O gerente acrescenta outras apostas para conseguir oferecer melhores preços aos clientes com mais dificuldades. “Procuramos produtores locais, sem taxas de transporte e investimos na venda a granel. Ter oportunidade de levar apenas o que é preciso é importante para estas pessoas, não haver desperdício”, valoriza.

Bruno Faria é natural de Pontal Delgada. Trabalhava como consultor de gestão numa empresa e foi num trabalho de consultoria que conheceu a Serra da Estrela e se apaixonou pela terra.

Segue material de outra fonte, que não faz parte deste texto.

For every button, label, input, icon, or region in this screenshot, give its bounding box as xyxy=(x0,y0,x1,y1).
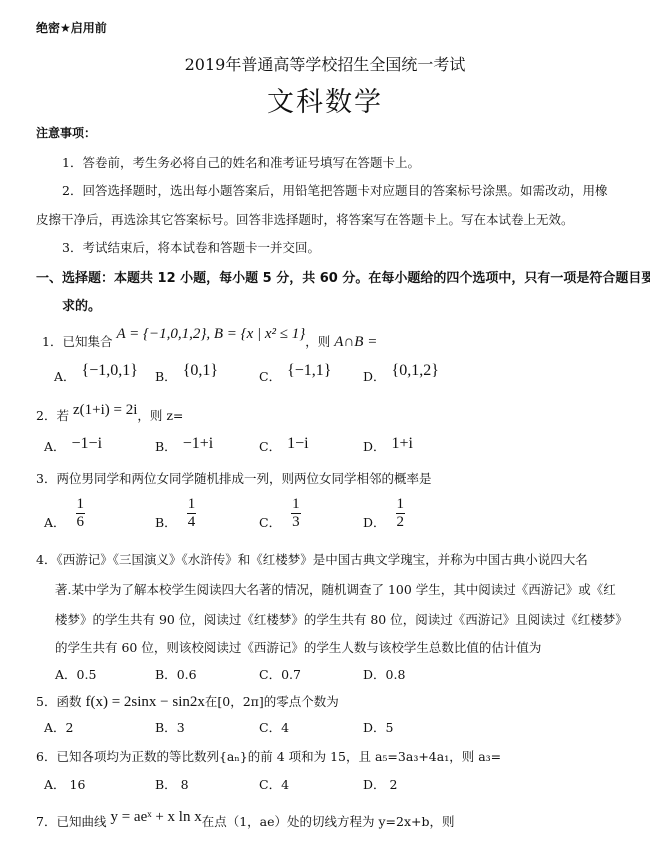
option-d[interactable]: D． 2 xyxy=(363,775,397,793)
option-value: 1+i xyxy=(392,435,413,452)
option-b[interactable]: B．3 xyxy=(155,718,185,736)
option-label: D． xyxy=(363,720,386,735)
question-3: 3．两位男同学和两位女同学随机排成一列，则两位女同学相邻的概率是 xyxy=(36,469,431,487)
question-text: 已知集合 xyxy=(62,334,112,349)
question-text: 已知曲线 xyxy=(56,814,106,829)
question-number: 3． xyxy=(36,471,56,486)
option-label: B． xyxy=(155,777,177,792)
question-5: 5．函数 f(x) = 2sinx − sin2x在[0，2π]的零点个数为 xyxy=(36,692,339,711)
option-value: 2 xyxy=(390,777,398,792)
option-value: −1+i xyxy=(183,435,214,452)
question-1: 1．已知集合 A = {−1,0,1,2}, B = {x | x² ≤ 1}，… xyxy=(42,332,377,351)
option-c[interactable]: C．0.7 xyxy=(259,665,301,683)
question-math: A = {−1,0,1,2}, B = {x | x² ≤ 1} xyxy=(116,326,305,342)
confidential-label: 绝密★启用前 xyxy=(36,19,107,36)
question-7: 7．已知曲线 y = aeˣ + x ln x在点（1，ae）处的切线方程为 y… xyxy=(36,812,455,831)
option-label: D． xyxy=(363,777,386,792)
question-number: 4． xyxy=(36,552,56,567)
option-b[interactable]: B．{0,1} xyxy=(155,367,218,386)
option-value: 4 xyxy=(281,777,289,792)
fraction: 14 xyxy=(187,496,197,531)
exam-title: 文科数学 xyxy=(0,80,650,119)
question-text: 在[0，2π]的零点个数为 xyxy=(205,694,339,709)
question-text: 函数 xyxy=(56,694,81,709)
option-c[interactable]: C．{−1,1} xyxy=(259,367,331,386)
question-math: A∩B = xyxy=(334,334,377,350)
question-text: 《西游记》《三国演义》《水浒传》和《红楼梦》是中国古典文学瑰宝，并称为中国古典小… xyxy=(56,552,587,567)
section-heading-cont: 求的。 xyxy=(62,295,101,314)
option-label: D． xyxy=(363,515,386,530)
question-text: ，则 z= xyxy=(137,408,183,423)
option-value: {−1,0,1} xyxy=(82,362,138,379)
option-label: A． xyxy=(44,439,66,454)
option-value: 0.5 xyxy=(77,667,97,682)
option-label: A． xyxy=(44,515,66,530)
option-c[interactable]: C．13 xyxy=(259,506,301,541)
option-b[interactable]: B．0.6 xyxy=(155,665,197,683)
question-4-line-3: 楼梦》的学生共有 90 位，阅读过《红楼梦》的学生共有 80 位，阅读过《西游记… xyxy=(55,610,628,628)
option-b[interactable]: B． 8 xyxy=(155,775,189,793)
fraction: 16 xyxy=(76,496,86,531)
option-value: 1−i xyxy=(287,435,308,452)
option-c[interactable]: C．4 xyxy=(259,775,289,793)
question-math: y = aeˣ + x ln x xyxy=(110,809,201,825)
option-d[interactable]: D．0.8 xyxy=(363,665,405,683)
note-item-3: 3．考试结束后，将本试卷和答题卡一并交回。 xyxy=(62,238,320,256)
option-label: C． xyxy=(259,720,281,735)
option-a[interactable]: A．0.5 xyxy=(55,665,96,683)
fraction: 12 xyxy=(396,496,406,531)
option-label: D． xyxy=(363,667,386,682)
option-value: 8 xyxy=(181,777,189,792)
option-value: 0.7 xyxy=(281,667,301,682)
fraction: 13 xyxy=(291,496,301,531)
option-label: C． xyxy=(259,667,281,682)
question-2: 2．若 z(1+i) = 2i，则 z= xyxy=(36,406,183,425)
question-4-line-4: 的学生共有 60 位，则该校阅读过《西游记》的学生人数与该校学生总数比值的估计值… xyxy=(55,638,541,656)
option-label: B． xyxy=(155,515,177,530)
option-a[interactable]: A．16 xyxy=(44,506,85,541)
option-value: 4 xyxy=(281,720,289,735)
option-label: B． xyxy=(155,720,177,735)
note-item-2: 2．回答选择题时，选出每小题答案后，用铅笔把答题卡对应题目的答案标号涂黑。如需改… xyxy=(62,181,607,199)
option-value: {−1,1} xyxy=(287,362,331,379)
option-value: 5 xyxy=(386,720,394,735)
question-number: 5． xyxy=(36,694,56,709)
question-text: 已知各项均为正数的等比数列{aₙ}的前 4 项和为 15，且 a₅=3a₃+4a… xyxy=(56,749,501,764)
question-text: 若 xyxy=(56,408,69,423)
option-value: {0,1} xyxy=(183,362,218,379)
option-label: C． xyxy=(259,369,281,384)
option-label: B． xyxy=(155,667,177,682)
question-number: 2． xyxy=(36,408,56,423)
option-d[interactable]: D．{0,1,2} xyxy=(363,367,439,386)
option-label: B． xyxy=(155,439,177,454)
option-label: A． xyxy=(54,369,76,384)
option-d[interactable]: D．12 xyxy=(363,506,405,541)
option-d[interactable]: D．1+i xyxy=(363,437,413,456)
question-4-line-2: 著.某中学为了解本校学生阅读四大名著的情况，随机调查了 100 学生，其中阅读过… xyxy=(55,580,616,598)
option-value: 2 xyxy=(66,720,74,735)
notes-heading: 注意事项： xyxy=(36,124,96,141)
question-4: 4．《西游记》《三国演义》《水浒传》和《红楼梦》是中国古典文学瑰宝，并称为中国古… xyxy=(36,550,588,568)
question-math: f(x) = 2sinx − sin2x xyxy=(85,694,204,710)
option-value: −1−i xyxy=(72,435,103,452)
question-number: 6． xyxy=(36,749,56,764)
option-label: A． xyxy=(44,720,66,735)
option-label: B． xyxy=(155,369,177,384)
question-text: 两位男同学和两位女同学随机排成一列，则两位女同学相邻的概率是 xyxy=(56,471,431,486)
option-label: A． xyxy=(44,777,66,792)
option-value: 3 xyxy=(177,720,185,735)
option-value: 0.8 xyxy=(386,667,406,682)
question-math: z(1+i) = 2i xyxy=(73,402,137,418)
option-label: A． xyxy=(55,667,77,682)
question-6: 6．已知各项均为正数的等比数列{aₙ}的前 4 项和为 15，且 a₅=3a₃+… xyxy=(36,747,501,765)
option-label: C． xyxy=(259,515,281,530)
question-number: 1． xyxy=(42,334,62,349)
option-label: D． xyxy=(363,369,386,384)
note-item-2-cont: 皮擦干净后，再选涂其它答案标号。回答非选择题时，将答案写在答题卡上。写在本试卷上… xyxy=(36,210,574,228)
option-value: 0.6 xyxy=(177,667,197,682)
option-label: D． xyxy=(363,439,386,454)
exam-subtitle: 2019年普通高等学校招生全国统一考试 xyxy=(0,52,650,75)
option-c[interactable]: C．1−i xyxy=(259,437,309,456)
option-b[interactable]: B．−1+i xyxy=(155,437,213,456)
option-c[interactable]: C．4 xyxy=(259,718,289,736)
option-b[interactable]: B．14 xyxy=(155,506,196,541)
option-value: 16 xyxy=(70,777,86,792)
section-heading: 一、选择题：本题共 12 小题，每小题 5 分，共 60 分。在每小题给的四个选… xyxy=(36,267,650,286)
option-label: C． xyxy=(259,439,281,454)
option-a[interactable]: A．{−1,0,1} xyxy=(54,367,138,386)
question-number: 7． xyxy=(36,814,56,829)
option-d[interactable]: D．5 xyxy=(363,718,393,736)
option-a[interactable]: A．−1−i xyxy=(44,437,102,456)
note-item-1: 1．答卷前，考生务必将自己的姓名和准考证号填写在答题卡上。 xyxy=(62,153,420,171)
option-label: C． xyxy=(259,777,281,792)
option-a[interactable]: A．2 xyxy=(44,718,73,736)
option-a[interactable]: A． 16 xyxy=(44,775,85,793)
question-text: 在点（1，ae）处的切线方程为 y=2x+b，则 xyxy=(202,814,455,829)
question-text: ，则 xyxy=(305,334,330,349)
option-value: {0,1,2} xyxy=(392,362,439,379)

“Nas três semanas que passei aqui em Gouveia, foi me feita uma proposta para aprender com o Sr. Pessoa Lopes, já com 40 anos de experiência. Gosto imenso destas zonas pacatas, faz-me lembrar a minha ilha, só me faz confusão não ver o mar, mas tive oportunidade de ver a neve. Tem a sua beleza, mas é mal aproveitada. Há falta de pessoas com interesse em apostar na população local, porque a beleza está aqui, é só uma questão de explorar e cativar”, considera o responsável da mercearia.

"A Serra é o sítio certo para apostar"

Bruno Faria enumera as vantagens de viver no interior do país: “Aqui já temos algumas valências, os preços das casas bem mais baixos, o atendimento do pessoal, eu senti-me extremamente bem recebido. É triste que não se veja tanta gente assim jovem como eu. Eu acho que a Serra é o sítio certo para apostar”.

Com o balcão e as paredes revestidas a madeira, Bruno Faria, licenciado em Turismo e mestre em Gestão de Empresas, quer investir na sustentabilidade e apostar “numa decoração mais alegre, na natureza”.

“Estamos naquilo que se pode chamar uma 'fase de testes'. Procuramos feedback tanto a nível de vendas como dos nossos clientes à medida que desenvolvemos este conceito. A partir do momento em que considerarmos que atingimos o objetivo, pretendemos replicar (quanto baste) a fórmula. Atualmente, prevemos a abertura de dois novos espaços num médio a longo prazo, ambos situados no concelho de Gouveia."

Bruno Faria recorda que março é o Mês do Granel, iniciativa da Zero Waste Lab e da Maria Granel, com o objetivo de sensibilizar os portugueses para a importância do granel e que conta com o apoio institucional da Comissão Europeia, Associação Zero e Deco.